Using SQL queries, the threat actor was able to extract information from the databases. Once interesting data was found, it was compressed as GZIP using the “COPY TO” command to reduce the size of the data to be extracted.
The attacker primarily used Mullvad and Private Internet Access VPN services to access victims' Snowflake instances. A Moldovan VPS provider, ALEXHOST SRL, was also used for the data breach. The attacker stored victims' data on several international VPS providers as well as cloud storage provider MEGA.
What organizations are at risk?
The attack campaign appears to be a campaign targeting Snowflake users with single-factor authentication. All users with multi-factor authentication are safe from this attack campaign and were not targeted.

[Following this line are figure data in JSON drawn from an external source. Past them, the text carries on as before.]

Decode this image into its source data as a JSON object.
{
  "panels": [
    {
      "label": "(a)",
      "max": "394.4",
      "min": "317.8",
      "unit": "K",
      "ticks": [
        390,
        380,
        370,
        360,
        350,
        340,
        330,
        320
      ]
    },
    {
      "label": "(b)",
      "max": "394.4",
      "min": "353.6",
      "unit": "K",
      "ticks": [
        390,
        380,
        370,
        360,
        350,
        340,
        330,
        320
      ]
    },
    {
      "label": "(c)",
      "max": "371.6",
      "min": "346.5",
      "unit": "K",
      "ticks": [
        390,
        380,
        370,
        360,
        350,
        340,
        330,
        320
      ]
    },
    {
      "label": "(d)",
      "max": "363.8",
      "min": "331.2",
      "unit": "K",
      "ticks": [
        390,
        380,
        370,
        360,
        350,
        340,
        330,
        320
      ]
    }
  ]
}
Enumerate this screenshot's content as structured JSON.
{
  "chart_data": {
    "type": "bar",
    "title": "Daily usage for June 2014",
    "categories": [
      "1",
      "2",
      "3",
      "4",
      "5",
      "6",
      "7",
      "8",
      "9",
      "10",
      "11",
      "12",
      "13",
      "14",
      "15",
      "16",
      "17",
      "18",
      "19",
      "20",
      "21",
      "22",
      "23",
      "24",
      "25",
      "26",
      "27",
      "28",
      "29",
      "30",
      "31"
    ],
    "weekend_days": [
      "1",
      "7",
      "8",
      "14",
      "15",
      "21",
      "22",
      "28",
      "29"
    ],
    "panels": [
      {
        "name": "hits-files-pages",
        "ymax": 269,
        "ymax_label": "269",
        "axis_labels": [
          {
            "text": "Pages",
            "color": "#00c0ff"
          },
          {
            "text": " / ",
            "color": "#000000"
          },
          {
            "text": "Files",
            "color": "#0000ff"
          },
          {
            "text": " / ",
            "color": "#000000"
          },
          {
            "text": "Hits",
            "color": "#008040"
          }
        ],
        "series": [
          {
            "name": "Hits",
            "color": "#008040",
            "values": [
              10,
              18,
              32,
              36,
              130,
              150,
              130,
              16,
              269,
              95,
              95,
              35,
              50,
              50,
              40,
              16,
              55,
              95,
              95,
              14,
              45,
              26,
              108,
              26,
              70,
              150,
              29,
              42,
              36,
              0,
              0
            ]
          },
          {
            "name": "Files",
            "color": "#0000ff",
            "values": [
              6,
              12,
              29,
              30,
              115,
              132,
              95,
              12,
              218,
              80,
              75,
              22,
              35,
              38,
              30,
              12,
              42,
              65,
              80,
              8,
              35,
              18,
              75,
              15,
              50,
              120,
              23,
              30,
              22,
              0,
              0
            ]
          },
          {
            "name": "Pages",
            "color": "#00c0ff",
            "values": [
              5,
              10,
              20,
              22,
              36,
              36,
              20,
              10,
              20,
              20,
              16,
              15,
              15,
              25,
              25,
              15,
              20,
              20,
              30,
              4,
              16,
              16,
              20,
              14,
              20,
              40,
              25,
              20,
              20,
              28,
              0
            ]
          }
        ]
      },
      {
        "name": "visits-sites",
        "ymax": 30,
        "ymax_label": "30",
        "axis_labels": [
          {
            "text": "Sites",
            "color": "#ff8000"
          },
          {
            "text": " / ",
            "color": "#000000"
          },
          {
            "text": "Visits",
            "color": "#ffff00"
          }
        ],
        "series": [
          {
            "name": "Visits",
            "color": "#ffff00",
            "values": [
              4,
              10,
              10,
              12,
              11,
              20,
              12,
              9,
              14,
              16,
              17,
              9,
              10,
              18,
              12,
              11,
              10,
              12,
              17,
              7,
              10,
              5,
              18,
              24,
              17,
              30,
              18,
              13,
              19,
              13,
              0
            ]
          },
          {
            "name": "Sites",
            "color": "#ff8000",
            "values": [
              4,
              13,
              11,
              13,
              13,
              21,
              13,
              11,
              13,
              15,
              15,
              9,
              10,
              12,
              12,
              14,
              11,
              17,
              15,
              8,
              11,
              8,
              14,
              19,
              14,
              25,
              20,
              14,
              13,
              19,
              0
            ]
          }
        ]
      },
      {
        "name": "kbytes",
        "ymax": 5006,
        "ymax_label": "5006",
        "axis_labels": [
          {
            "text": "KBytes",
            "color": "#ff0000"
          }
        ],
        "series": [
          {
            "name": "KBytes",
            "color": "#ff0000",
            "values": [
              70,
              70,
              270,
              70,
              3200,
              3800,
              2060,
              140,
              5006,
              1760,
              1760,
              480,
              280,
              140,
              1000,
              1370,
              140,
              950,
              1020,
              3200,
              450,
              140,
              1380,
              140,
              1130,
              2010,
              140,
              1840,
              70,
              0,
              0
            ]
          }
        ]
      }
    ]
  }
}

Additionally, the affected Snowflake client instances did not have allowlists to only allow connections from trusted locations.
Tips from Snowflake on how to protect your business from this cybersecurity threat
Snowflake published information on how to detect and prevent access by unauthorized users.
The company provided a list of nearly 300 suspicious IP addresses used by the threat actor and shared a query to identify access from the suspicious IP addresses. The company also provided a query to identify the use of the “rapeflake” and “DBeaver Ultimate” tools. Any user account that returns results from those queries should be deactivated immediately.
Snowflake strongly recommends strengthening security:
- Apply MFA for users.
- Configure network policies at the account and user level for service accounts/users with high credentials.
- Review account settings to restrict exporting data from Snowflake accounts.
- Monitor Snowflake accounts for unauthorized configuration changes or privilege escalations and investigate any such events.
Additionally, it is highly recommended to have all software and operating systems updated and patched to avoid being compromised by a common vulnerability, which could lead to a credentials leak.
It is necessary to implement security solutions on all terminals to avoid infection due to information theft.
It is also recommended to raise awareness about cybersecurity and train staff to detect and report suspicious cybersecurity events.
Divulgation: I work for Trend Micro, but the opinions expressed in this article are my own.